La loi du 14 avril 2023 de financement rectificative de la sécurité sociale pour 2023 a fait l'objet d'une forte contestation car elle est, notamment, considérée comme portant une réforme des retraites injuste. Toutefois, cette loi ne comporte pas seulement des mesures relatives à la réforme des retraites : elle modifie également les cotisations sociales sur les indemnités de rupture conventionnelle et de mise à la retraite.

 

Article extrait de Décodage n°26 | Juin 2023


 

Des ruptures conventionnelles en hausse et qui touchent les salariés les plus âgés

La rupture conventionnelle est une procédure qui permet à l’employeur et au salarié de déterminer en commun les conditions de la rupture du contrat de travail à durée indéterminée qui les lie.

Depuis plusieurs années, le nombre de ruptures conventionnelles est croissant comme le montre le graphique ci-dessous. Leur nombre s'élève à 502 000 en 2022, après un tassement en 2020 du fait de la crise sanitaire et des mesures qui l'ont accompagnée.

Évolution du nombre annuel de ruptures conventionnelles

Source : Dares, 2023

 

De plus, l'on constate que le nombre de ruptures conventionnelles connait un sursaut aux alentours de 59 ans, certes moins important dans les dernières années qu'au moment de la mise en place du dispositif, mais néanmoins très clair comme le montre le graphique ci-dessous.  

 

Source : Dares, 2022

 

À l'origine de ce phénomène, on peut trouver plusieurs raisons :

  • des salariés séniors lassés de leur travail et des conditions dans lesquelles il s'exerce, qui jusqu'à récemment pouvaient bénéficier de leurs droits au chômage pendant 36 mois à compter de 55 ans, durée ramenée à 27 mois depuis le 1er février 2023, qui s'ajoutent à l'indemnité de rupture conventionnelle, soit au minimum l'indemnité légale de licenciement.
  • mais aussi des entreprises qui d'une part, estiment que les séniors sont moins productifs, moins adaptables et coûtent trop cher, et d'autre part cherchent à bénéficier de conditions de rupture plus avantageuses que le départ en retraite sur le plan des contributions sociales.

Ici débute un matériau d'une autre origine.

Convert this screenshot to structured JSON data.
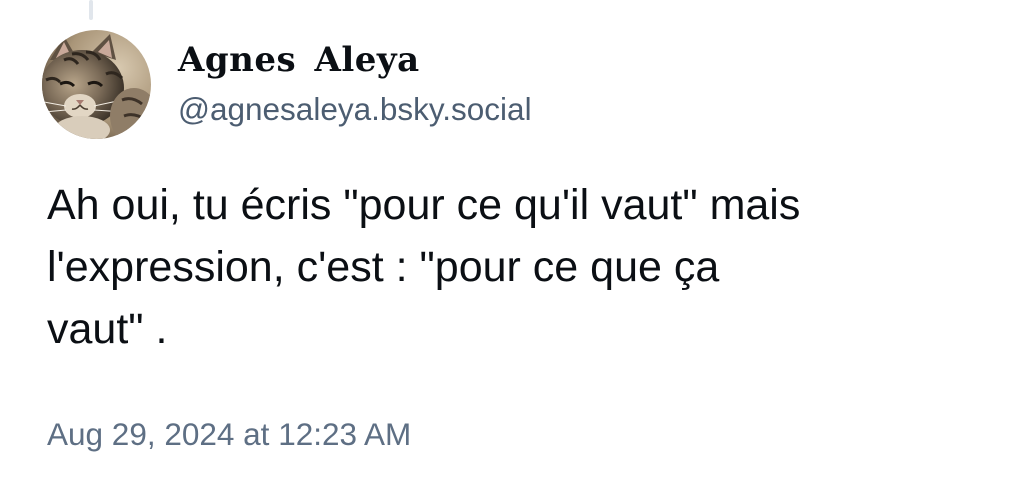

Vers une harmonisation du coût des ruptures conventionnelles et des départs en retraite

Fort de ce constat, afin de faire baisser le nombre de ruptures conventionnelles des salariés dont l'âge est proche de l'âge légal de départ à la retraite et d'augmenter le taux d'emploi des séniors, le gouvernement a décidé d'aligner le régime social de la rupture conventionnelle avec celui de la mise à la retraite. Ainsi la rupture conventionnelle sera plus coûteuse pour l'employeur, elle ne sera pas plus avantageuse que la mise à la retraite et cela évitera que les salariés ne soient au chômage avant de liquider leur retraite.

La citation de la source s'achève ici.